Multi-Season Land Cover Change Modeling of Pantabangan-Carranglan Watershed Using Sentinel-1 and Sentinel-2 Imagery

Abstract. Understanding land cover change is vital for sustainable management, particularly in diverse and ecologically significant landscapes like the Pantabangan-Carranglan Watershed (PCW) in the Philippines. This study employed multi-seasonal Synthetic Aperture Radar (SAR) and optical imagery from Sentinel satellites to enhance land cover classification and predict future changes in PCW. Data preprocessing and combination were performed using the Sentinel Application Platform (SNAP) software, resulting in multi-season datasets that accounted for the area’s distinct climatic patterns.

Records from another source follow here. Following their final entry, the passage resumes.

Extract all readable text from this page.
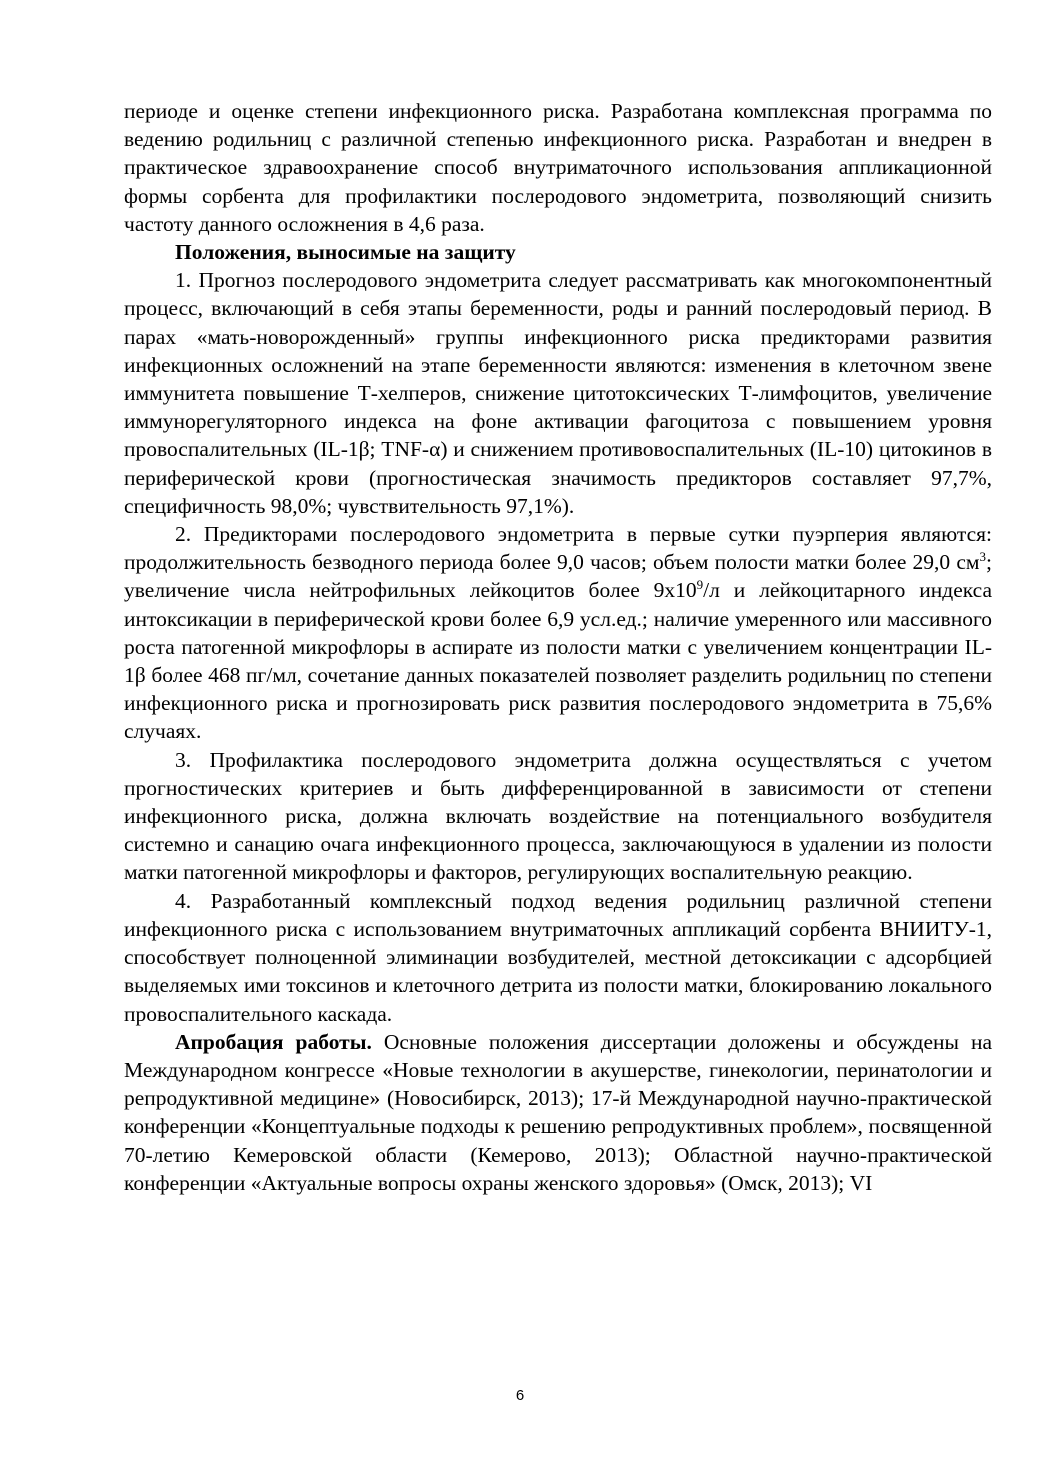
периоде и оценке степени инфекционного риска. Разработана комплексная программа по ведению родильниц с различной степенью инфекционного риска. Разработан и внедрен в практическое здравоохранение способ внутриматочного использования аппликационной формы сорбента для профилактики послеродового эндометрита, позволяющий снизить частоту данного осложнения в 4,6 раза.

Положения, выносимые на защиту

1. Прогноз послеродового эндометрита следует рассматривать как многокомпонентный процесс, включающий в себя этапы беременности, роды и ранний послеродовый период. В парах «мать-новорожденный» группы инфекционного риска предикторами развития инфекционных осложнений на этапе беременности являются: изменения в клеточном звене иммунитета повышение Т-хелперов, снижение цитотоксических Т-лимфоцитов, увеличение иммунорегуляторного индекса на фоне активации фагоцитоза с повышением уровня провоспалительных (IL-1β; TNF-α) и снижением противовоспалительных (IL-10) цитокинов в периферической крови (прогностическая значимость предикторов составляет 97,7%, специфичность 98,0%; чувствительность 97,1%).

2. Предикторами послеродового эндометрита в первые сутки пуэрперия являются: продолжительность безводного периода более 9,0 часов; объем полости матки более 29,0 $см^3$; увеличение числа нейтрофильных лейкоцитов более $9х10^9/л$ и лейкоцитарного индекса интоксикации в периферической крови более 6,9 усл.ед.; наличие умеренного или массивного роста патогенной микрофлоры в аспирате из полости матки с увеличением концентрации IL-1β более 468 пг/мл, сочетание данных показателей позволяет разделить родильниц по степени инфекционного риска и прогнозировать риск развития послеродового эндометрита в 75,6% случаях.

3. Профилактика послеродового эндометрита должна осуществляться с учетом прогностических критериев и быть дифференцированной в зависимости от степени инфекционного риска, должна включать воздействие на потенциального возбудителя системно и санацию очага инфекционного процесса, заключающуюся в удалении из полости матки патогенной микрофлоры и факторов, регулирующих воспалительную реакцию.

4. Разработанный комплексный подход ведения родильниц различной степени инфекционного риска с использованием внутриматочных аппликаций сорбента ВНИИТУ-1, способствует полноценной элиминации возбудителей, местной детоксикации с адсорбцией выделяемых ими токсинов и клеточного детрита из полости матки, блокированию локального провоспалительного каскада.

Апробация работы. Основные положения диссертации доложены и обсуждены на Международном конгрессе «Новые технологии в акушерстве, гинекологии, перинатологии и репродуктивной медицине» (Новосибирск, 2013); 17-й Международной научно-практической конференции «Концептуальные подходы к решению репродуктивных проблем», посвященной 70-летию Кемеровской области (Кемерово, 2013); Областной научно-практической конференции «Актуальные вопросы охраны женского здоровья» (Омск, 2013); VI

6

Classification was conducted using the Random Forest algorithm, generating land cover maps for 2017, 2020, and 2023, followed by change detection and prediction using Artificial Neural Network (ANN) for years 2023 and 2026. Results indicated a general increase in forest cover, with notable gains observed from non-forest vegetation and bare soil classes, suggesting ecological succession. Increases in forest cover of about 89 km², 34 km², and 28 km² were observed for 2017-2020, 2020-2023, and 2023-2026 analysis, respectively. Generally, classification accuracy (total accuracy) remained acceptable (77%-85%), and ANN-based predictions showed limitations which were affected by input data misclassifications. In general, the multi-season/combined season model emerged as the most effective for change detection, outperforming the mono-season approach with an average total accuracy of 83.73%. For the predicted future land cover based on the best performing model, the total accuracy for 2023 was at 79%. Despite the challenges, the study underscores the potential of integrating the Sentinel-1 and Sentinel-2 data for land cover monitoring, offering insights into landscape dynamics and conservation strategies. Future work should focus on refining methodologies to improve differentiation between classes particularly bare soil and built-up.